The Final Word
There are hundreds and hundreds of poems and formal words of wisdom that could be read at wedding ceremonies. I’ve chosen just a few that have proven to be popular over the years, and some which are my favourites that I wish people would choose.
This last one I offer is a personal gift from one lover to another; it could close the ceremony and be read by them, not me.
It’s by the American poet, e.e. Cummings, who was prolific in the first half of the 2oth century and died in 1962. His unconventional punctuation contributes significantly to the idea of the dreamy, pervasive power of love to infiltrate the depths of your soul, a power driven by itself and out of your control. As Sir Philip Sydney writes in “The Bargain”, Cummings talks of the “just exchange” of hearts, in which “ my true love hath my heart, and I have his”:
“I carry your heart with me
I carry your heart with me (I carry it in
my heart) I am never without it (anywhere
I go you go, my dear; and whatever is done
by only me is your doing, my darling)
no fate (for you are my fate, my sweet) I want
no world (for beautiful you are my world, my true)

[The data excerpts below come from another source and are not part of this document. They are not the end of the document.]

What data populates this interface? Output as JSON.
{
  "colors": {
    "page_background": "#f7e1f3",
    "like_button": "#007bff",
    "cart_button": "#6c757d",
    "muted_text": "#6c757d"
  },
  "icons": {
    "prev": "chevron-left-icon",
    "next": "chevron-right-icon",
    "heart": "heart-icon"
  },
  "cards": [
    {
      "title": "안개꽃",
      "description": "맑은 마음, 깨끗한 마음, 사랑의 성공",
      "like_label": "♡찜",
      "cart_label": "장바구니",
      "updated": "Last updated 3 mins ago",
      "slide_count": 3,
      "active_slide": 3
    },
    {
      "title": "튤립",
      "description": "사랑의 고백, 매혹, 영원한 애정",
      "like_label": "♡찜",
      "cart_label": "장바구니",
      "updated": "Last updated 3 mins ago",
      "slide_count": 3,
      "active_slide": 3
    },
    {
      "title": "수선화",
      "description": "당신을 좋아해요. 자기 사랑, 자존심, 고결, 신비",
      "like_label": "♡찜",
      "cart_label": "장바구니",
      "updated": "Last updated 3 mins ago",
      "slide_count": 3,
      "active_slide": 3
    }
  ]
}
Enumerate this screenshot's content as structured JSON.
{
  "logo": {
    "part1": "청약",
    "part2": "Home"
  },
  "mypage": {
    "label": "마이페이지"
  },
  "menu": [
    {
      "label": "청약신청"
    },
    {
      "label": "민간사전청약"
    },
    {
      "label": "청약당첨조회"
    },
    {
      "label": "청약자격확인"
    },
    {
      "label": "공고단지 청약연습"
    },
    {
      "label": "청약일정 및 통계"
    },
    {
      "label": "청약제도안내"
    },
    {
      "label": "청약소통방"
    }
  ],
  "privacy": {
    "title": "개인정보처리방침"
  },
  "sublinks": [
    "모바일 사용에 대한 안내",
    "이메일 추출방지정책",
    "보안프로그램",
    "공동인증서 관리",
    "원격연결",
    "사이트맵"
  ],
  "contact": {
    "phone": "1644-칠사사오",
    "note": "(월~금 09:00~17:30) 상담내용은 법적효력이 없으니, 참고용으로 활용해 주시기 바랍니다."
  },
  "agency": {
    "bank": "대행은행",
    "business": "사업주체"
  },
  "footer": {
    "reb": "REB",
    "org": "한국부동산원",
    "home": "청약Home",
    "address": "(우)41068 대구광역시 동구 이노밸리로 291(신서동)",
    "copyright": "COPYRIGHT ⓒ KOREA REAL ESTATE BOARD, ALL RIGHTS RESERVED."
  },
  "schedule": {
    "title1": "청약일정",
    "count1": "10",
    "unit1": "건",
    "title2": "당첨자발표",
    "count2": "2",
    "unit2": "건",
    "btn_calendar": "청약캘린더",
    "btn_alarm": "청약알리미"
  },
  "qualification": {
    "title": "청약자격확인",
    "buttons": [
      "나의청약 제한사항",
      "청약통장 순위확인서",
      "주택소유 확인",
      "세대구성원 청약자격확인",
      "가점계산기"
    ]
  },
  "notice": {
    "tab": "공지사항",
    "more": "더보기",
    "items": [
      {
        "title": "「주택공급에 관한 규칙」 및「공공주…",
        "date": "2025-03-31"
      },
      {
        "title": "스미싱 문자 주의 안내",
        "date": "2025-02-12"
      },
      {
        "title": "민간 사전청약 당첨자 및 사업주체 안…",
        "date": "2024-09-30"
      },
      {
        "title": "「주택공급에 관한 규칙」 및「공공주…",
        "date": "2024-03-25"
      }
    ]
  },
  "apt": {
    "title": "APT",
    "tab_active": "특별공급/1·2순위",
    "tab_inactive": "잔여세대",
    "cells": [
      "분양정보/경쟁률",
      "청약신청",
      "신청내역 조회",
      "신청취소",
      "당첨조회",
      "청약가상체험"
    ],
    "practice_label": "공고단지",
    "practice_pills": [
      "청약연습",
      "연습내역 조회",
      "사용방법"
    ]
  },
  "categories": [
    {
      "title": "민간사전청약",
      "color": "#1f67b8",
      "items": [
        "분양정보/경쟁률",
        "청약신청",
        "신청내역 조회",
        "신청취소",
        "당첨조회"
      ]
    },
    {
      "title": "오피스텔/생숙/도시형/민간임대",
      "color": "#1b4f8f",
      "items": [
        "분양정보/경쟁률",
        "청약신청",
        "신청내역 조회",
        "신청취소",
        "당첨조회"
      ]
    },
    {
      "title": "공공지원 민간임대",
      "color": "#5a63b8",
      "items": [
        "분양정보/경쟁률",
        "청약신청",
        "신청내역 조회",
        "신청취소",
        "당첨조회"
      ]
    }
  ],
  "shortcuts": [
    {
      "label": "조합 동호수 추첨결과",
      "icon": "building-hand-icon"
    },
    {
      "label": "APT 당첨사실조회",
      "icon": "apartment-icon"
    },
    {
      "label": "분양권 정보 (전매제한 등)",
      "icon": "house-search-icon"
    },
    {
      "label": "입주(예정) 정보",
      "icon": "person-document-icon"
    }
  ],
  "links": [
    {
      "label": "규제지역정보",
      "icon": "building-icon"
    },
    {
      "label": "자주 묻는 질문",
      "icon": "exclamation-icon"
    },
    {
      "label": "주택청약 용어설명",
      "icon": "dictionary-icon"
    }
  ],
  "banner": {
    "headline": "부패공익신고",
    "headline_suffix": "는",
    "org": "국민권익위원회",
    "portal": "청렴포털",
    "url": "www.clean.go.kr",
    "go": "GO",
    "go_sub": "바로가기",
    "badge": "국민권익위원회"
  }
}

and it's you are whatever a moon has always meant
and whatever a sun will always sing is you
Here is the deepest secret nobody knows
(here is the root of the root and the bud of the bud
and the sky of the sky of a tree called life; which grows
higher than the soul can hope or mind can hide)
and this is the wonder that's keeping the stars apart
I carry your heart (I carry it in my heart)”
The poem talks about being at one, about peace, security, strength, trust and comfort – it says it all.